Dans son article De Manhattan à Jacmel, trois décennies d’un parcours au singulier, Barbara Prézeau-Stephenson relate le cheminement de Mevs de 1971 à 2003, soit trente ans d’un « étroit aller-retour de la vie à l’art, de la création au quotidien », entre les métropoles du Nord (États-Unis et Canada) et Haïti (Pétion-Ville, Camp-Perrin, et finalement Jacmel). Comme l’a remarqué Michel Philippe Lerebours, durant ces phases, ici et ailleurs, Mevs s’est engagé dans des expérimentations et des occupations variées, ce qu’il confiait à BPS dans une interview datant de 2003 : « J’ai exercé d’autres métiers pour protéger ma peinture. Je n’ai jamais fait de peinture de recette. » Le va-et-vient spatial prit fin entre 1994 et 1995, quand il choisit Jacmel où il vit encore aujourd’hui, mais celui entre la vie ordinaire et la vie artistique continue, puisqu’il se considère « un artisan éclairé».

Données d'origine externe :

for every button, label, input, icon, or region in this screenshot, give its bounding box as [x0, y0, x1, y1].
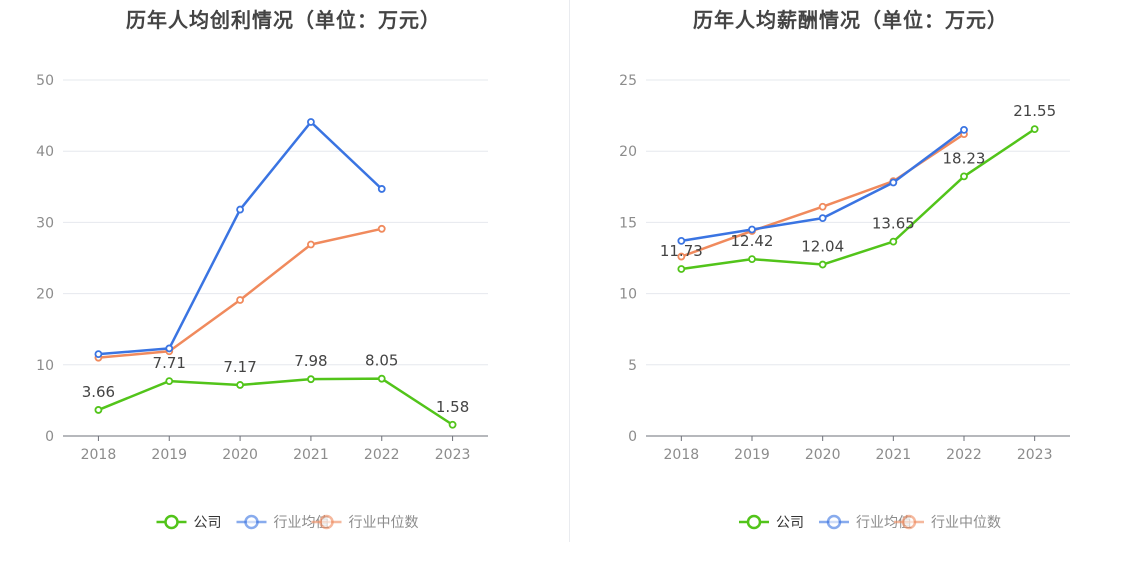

Le récupérateur par excellence

Mireille Pérodin Jérôme, dans son article L’objet recyclé comme prétexte, retrace le parcours d’artiste récupérateur de Ronald Mevs. Selon elle, le pedigree artisan de l’artiste—ses parents et grands-parents étaient des artisans—le propulse vers l’utilisation de matériels préfabriqués. Déjà, à 12 ans, son premier atelier était celui «de fabrication d’aiguilles à partir du métal récupéré». Selon MPJ, l’intention de l’artiste est de préserver la mémoire des pratiques traditionnelles et populaires. Mais elle est aussi « un geste jouissif et profond », une démarche poétique : « Les outils…interviennent comme prolongement de ses mains pour soumettre la matière au sublime, à l’intention poétique. » Plus loin, Marc Albert-Levin, dans son court texte, Port à porte, décèle dans les portes de Mevs un « ingrédient imprévisible, impalpable, irremplaçable qu’on appelle poésie».

L’art et la technique

Ronald Mevs, artiste difficile à cataloguer, appartiendrait à ce que Carlo Avierl Célius appelle, dans son article, Signe et matière, la nouvelle scène artistique d’Haïti. Bien que les artistes de cette scène soient pour la plupart nés dans les années 1960, Mevs (né en 1945) présente des traits artistiques communs à ce groupe, tels que les diverses facettes de son œuvre, la pluralité des médiums, les installations, les performances, et les objets volumétriques. Carlo Avierl Célius évoque aussi un degré de cohérence dans l’œuvre de Mevs, malgré sa complexité. Par exemple, l’univers chromatique de Mevs est dominé par « l’ocre, le brun, l’orange, le rose, le jaune et le rouge, confrontés au bleu et au vert » Lilas Desquiron, elle, ajoute que les tons varient avec l’état d’âme de l’artiste : « Son œuvre se parait de tons ocre, de nuances de terre d’ombre dans ses moments de détresse…des couleurs primaires dans ses périodes de recherche…et explosait dans les couleurs somptueuses des jours heureux. »

Ce livre-hommage marque 40 ans de carrière d’un artiste extraordinaire. Dans les milieux avisés, Ronald Mevs est un nom établi. Mais pour les profanes en arts plastiques, ce livre servira à imposer son nom parmi les grands artistes du pays. Les quelques idées que j’ai glanées ici et là dans les articles publiés dans le livre ne jettent qu’une faible lueur sur la complexité de l’œuvre de Mevs. De même, les quelques tableaux, dessins et sculptures, de la deuxième partie du livre, n’offrent qu’un aperçu de l’immense talent de l’artiste. Ce qu’il vous reste à faire, lecteurs et regardeurs, c’est de découvrir ou redécouvrir cet artiste Hors pair et de suivre les prochains 40 ans de son parcours.